Prosecutors allege Victor David abused his wife when the pair lived at waterfront locations from Tacoma to Everett, beginning perhaps as early as 1979. Linda David was removed from their boat in January 1997 after a state social worker checked on her welfare and found her emaciated, barely able to move and covered with filth and scars. The state had for years paid Victor David to provide his wife with chore services and in-home care.
Linda David now lives in a Lynnwood nursing home and recently was awarded nearly $9 million to settle a lawsuit that was brought on her behalf against state officials.
Although the case has received a lot of media attention and Victor David already has been convicted in the court of public opinion, Hershman said, his criminal trial did not produce a single witness who actually saw the man assault his wife.
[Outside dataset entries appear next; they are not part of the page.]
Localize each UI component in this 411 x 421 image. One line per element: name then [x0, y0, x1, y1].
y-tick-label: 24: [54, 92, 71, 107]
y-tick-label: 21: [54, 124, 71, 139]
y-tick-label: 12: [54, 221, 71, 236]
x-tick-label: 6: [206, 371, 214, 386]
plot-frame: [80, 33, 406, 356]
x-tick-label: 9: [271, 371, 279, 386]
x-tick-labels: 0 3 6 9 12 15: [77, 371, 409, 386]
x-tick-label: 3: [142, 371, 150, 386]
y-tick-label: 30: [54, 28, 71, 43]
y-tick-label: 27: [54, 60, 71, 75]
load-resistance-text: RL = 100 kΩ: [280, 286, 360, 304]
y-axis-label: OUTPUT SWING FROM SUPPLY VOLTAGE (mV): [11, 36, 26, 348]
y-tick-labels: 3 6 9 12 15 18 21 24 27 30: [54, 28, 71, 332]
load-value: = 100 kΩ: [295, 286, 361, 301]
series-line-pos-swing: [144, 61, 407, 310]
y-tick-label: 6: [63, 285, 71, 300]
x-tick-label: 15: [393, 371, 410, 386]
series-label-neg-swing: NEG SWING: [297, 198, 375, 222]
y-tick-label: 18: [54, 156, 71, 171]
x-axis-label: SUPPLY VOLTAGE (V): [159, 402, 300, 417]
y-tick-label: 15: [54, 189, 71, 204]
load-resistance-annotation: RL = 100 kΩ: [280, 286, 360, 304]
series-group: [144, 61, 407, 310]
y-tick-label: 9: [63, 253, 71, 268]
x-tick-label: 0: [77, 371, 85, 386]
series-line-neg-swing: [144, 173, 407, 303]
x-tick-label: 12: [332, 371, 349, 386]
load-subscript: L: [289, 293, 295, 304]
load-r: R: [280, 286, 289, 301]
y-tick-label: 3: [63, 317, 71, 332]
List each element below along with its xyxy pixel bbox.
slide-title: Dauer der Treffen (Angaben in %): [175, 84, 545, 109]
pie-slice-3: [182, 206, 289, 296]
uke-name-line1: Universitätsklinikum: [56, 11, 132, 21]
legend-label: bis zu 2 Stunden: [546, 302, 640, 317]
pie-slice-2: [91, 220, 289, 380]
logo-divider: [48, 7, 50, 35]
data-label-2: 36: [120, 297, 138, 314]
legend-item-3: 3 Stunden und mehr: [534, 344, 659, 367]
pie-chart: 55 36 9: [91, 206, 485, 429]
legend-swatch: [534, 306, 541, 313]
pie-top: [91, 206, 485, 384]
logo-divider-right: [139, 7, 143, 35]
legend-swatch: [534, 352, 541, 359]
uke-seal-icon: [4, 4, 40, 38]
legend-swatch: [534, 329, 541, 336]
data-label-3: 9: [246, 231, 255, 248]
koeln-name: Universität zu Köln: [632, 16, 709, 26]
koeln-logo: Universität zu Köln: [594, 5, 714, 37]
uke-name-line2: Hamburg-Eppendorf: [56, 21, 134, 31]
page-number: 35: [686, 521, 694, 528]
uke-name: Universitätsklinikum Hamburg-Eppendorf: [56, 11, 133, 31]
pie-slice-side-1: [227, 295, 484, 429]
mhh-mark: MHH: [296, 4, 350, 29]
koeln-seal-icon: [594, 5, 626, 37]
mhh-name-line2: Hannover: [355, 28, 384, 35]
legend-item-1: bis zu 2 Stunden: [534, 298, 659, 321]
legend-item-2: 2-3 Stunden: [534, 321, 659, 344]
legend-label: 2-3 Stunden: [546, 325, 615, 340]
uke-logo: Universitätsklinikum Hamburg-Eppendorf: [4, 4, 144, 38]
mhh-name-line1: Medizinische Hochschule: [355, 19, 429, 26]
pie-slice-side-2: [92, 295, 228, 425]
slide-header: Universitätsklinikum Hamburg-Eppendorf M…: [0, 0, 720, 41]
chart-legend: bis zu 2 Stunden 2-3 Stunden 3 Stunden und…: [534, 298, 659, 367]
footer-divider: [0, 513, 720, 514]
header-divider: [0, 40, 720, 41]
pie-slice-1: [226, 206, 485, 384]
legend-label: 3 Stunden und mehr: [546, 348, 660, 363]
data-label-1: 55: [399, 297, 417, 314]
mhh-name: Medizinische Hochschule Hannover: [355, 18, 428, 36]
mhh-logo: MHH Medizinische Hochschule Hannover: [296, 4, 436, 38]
Nor was there testimony to explain medical records and other evidence showing that Linda David had problems with balance and speech in the early 1980s, the attorney said.
Prosecutors did make frequent use of enlarged photographs, depicting in grim detail the scars on Linda David’s forehead, as well as her distorted "cauliflower" ears, Hershman said.
There also was considerable testimony about Victor David’s unusual lifestyle, which included sharing his cramped sailboat home with up to seven large German shepherd dogs.
Hershman said that when examined carefully, the case against his client largely came down to "conviction by idiosyncrasy."
Even if the conditions he kept his wife in were neglectful, that still can’t be held against Victor David because he is not charged with neglect, Hershman told jurors.
That may be true, Patterson said, but neglect "plays a big part in this case because it tells you what this man thinks of his wife."
"How concerned and caring is a man who would let his wife lay in vomit and feces, surrounded by German shepherd dogs?" she asked at one point.
Judge Thomas Wynne instructed jurors Monday that under the law they may only consider evidence of assault between September 1993 and January 1997. The jury has been given two theories of the case to consider, including one option premised on the notion that Victor David knowingly tortured his wife.
The man also is charged with illegally possessing a firearm.
If convicted of the assault charge, he faces up to 10 years in prison. The maximum punishment for the weapons charge is five years behind bars.
Prosecuting Attorney Jim Krider said at a press conference on Monday that his office will seek a stiff punishment for David if he is convicted. Krider also praised deputy prosecutors.
"Anybody who thinks this was an easy case is extremely mistaken," Krider said.